You can't even suggest direct links or even Mac App Store links to avoid adware either. Developers have access to the same server logic and adware networks and some of them use it. The really clever ones publish apps in the Mac App Store, then use Apple's own policies as an excuse to post a URL (conveniently hosted by Apple) to an updated version of the app that installs adware.

This is the finish line in the "race to the bottom".

This came up at last nights' Boston Macintosh Users Group meeting.
Personally, as someone who supports Macs for a living, this is a shame, as it means I can no longer trust MacUpdate to have my clients download software from there, if I don't know whether they will be installing adware/crapware that they will then have to pay me to uninstall, or I'll have to uninstall under their support contract (thus making more work for me).

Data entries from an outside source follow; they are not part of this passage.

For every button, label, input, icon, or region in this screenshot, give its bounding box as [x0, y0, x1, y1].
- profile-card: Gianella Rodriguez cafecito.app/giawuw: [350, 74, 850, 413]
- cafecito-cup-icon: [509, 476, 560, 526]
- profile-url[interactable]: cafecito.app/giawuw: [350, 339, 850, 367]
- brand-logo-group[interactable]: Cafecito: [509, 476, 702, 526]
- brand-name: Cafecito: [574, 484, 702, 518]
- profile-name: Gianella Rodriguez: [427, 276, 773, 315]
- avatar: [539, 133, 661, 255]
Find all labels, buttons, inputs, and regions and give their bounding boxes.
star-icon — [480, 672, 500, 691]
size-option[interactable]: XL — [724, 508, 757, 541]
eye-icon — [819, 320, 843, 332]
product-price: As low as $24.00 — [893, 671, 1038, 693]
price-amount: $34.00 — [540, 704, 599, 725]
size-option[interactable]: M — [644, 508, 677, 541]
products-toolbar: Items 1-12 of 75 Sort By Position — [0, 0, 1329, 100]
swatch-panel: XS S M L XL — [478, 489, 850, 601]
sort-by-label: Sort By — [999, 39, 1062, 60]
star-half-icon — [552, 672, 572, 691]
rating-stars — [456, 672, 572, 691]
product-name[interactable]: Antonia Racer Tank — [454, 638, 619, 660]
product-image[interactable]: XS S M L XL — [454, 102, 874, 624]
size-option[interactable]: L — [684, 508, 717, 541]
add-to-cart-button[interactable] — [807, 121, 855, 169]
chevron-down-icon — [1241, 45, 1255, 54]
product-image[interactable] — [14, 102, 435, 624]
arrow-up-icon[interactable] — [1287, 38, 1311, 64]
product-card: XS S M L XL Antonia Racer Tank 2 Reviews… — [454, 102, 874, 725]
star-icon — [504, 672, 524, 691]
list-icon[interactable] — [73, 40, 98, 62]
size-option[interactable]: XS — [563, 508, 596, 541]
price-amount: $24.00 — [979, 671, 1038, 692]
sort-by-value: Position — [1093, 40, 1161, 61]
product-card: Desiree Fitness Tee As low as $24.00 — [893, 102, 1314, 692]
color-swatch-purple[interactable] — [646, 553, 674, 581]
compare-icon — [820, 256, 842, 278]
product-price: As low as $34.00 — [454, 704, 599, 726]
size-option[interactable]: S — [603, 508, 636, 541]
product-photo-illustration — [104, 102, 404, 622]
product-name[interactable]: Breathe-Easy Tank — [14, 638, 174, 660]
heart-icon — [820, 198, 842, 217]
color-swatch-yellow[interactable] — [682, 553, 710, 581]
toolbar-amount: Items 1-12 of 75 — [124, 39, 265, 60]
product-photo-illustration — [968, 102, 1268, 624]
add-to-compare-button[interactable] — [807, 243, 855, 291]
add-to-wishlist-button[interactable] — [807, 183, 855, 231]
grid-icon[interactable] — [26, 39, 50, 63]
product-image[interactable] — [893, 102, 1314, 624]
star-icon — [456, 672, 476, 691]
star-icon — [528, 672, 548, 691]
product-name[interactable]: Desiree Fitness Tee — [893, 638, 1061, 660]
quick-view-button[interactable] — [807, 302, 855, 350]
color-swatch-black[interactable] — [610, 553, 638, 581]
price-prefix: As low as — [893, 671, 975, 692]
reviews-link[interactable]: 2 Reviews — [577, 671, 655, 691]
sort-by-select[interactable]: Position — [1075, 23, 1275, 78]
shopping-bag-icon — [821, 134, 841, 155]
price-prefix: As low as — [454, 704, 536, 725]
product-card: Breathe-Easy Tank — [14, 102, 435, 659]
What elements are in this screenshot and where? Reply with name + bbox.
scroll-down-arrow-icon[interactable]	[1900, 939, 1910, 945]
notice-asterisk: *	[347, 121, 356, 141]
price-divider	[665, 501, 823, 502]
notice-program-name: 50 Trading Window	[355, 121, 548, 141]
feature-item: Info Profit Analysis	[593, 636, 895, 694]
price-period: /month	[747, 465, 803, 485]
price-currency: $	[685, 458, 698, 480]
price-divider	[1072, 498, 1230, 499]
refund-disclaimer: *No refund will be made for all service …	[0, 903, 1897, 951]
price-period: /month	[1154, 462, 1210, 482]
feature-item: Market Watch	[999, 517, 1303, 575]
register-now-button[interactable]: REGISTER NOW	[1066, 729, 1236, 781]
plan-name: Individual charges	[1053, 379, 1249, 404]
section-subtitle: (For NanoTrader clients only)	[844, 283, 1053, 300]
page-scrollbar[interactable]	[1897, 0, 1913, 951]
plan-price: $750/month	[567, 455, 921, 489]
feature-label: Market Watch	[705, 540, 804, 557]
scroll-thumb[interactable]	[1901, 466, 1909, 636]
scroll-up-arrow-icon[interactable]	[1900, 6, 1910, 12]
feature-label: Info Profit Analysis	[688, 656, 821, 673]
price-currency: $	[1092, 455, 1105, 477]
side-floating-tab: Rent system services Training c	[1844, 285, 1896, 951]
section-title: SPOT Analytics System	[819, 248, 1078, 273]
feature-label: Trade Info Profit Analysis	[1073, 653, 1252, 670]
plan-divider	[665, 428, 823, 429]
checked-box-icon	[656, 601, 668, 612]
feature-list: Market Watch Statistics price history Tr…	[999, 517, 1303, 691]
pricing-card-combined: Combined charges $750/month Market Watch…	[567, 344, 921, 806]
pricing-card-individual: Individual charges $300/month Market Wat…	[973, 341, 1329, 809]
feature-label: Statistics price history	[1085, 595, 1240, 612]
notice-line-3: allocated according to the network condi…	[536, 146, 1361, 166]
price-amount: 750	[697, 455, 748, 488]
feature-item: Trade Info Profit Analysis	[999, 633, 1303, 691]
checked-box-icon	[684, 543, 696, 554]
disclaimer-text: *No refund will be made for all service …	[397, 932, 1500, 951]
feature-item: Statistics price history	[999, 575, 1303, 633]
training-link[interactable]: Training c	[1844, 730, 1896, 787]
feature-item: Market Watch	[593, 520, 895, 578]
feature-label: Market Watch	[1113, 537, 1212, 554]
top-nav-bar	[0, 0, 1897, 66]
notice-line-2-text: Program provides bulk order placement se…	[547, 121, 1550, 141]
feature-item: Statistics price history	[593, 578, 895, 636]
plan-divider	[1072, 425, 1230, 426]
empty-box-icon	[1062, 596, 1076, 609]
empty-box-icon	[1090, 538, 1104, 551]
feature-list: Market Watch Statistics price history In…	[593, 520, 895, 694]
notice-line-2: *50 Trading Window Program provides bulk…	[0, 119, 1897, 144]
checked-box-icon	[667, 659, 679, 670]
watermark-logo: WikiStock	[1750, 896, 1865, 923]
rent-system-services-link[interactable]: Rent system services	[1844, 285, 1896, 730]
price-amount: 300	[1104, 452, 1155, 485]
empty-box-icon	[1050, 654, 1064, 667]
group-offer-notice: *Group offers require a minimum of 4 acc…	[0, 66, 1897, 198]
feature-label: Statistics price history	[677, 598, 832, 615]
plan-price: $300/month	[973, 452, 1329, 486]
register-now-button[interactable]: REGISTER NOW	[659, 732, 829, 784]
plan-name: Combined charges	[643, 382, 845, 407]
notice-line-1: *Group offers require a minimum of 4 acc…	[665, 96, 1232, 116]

It's even more of a shame, as I've bought several of the MacUpdate Bundles in the past including their Fall one, just a couple of months ago.

I also think that this behaviour - re-wrapping packages without the devs consent, actually crosses several ethical boundaries. So, yes I will single out MacUpdate, because I expect more from from them. "Behaviour that is rewarded is repeated" - Cordelia Vorkosigan. Whoever is doing it, they should be hammered for doing this kind of thing.

As a result, I plan to A) email MacUpdate to "register my displeasure" and B) find out if it makes sense to report this to Apple and work towards getting them to add this kind of thing to Gatekeeper, if that's feasible.

The last thing I want is to have OS X turn into the kind of user minefield that Windows has been.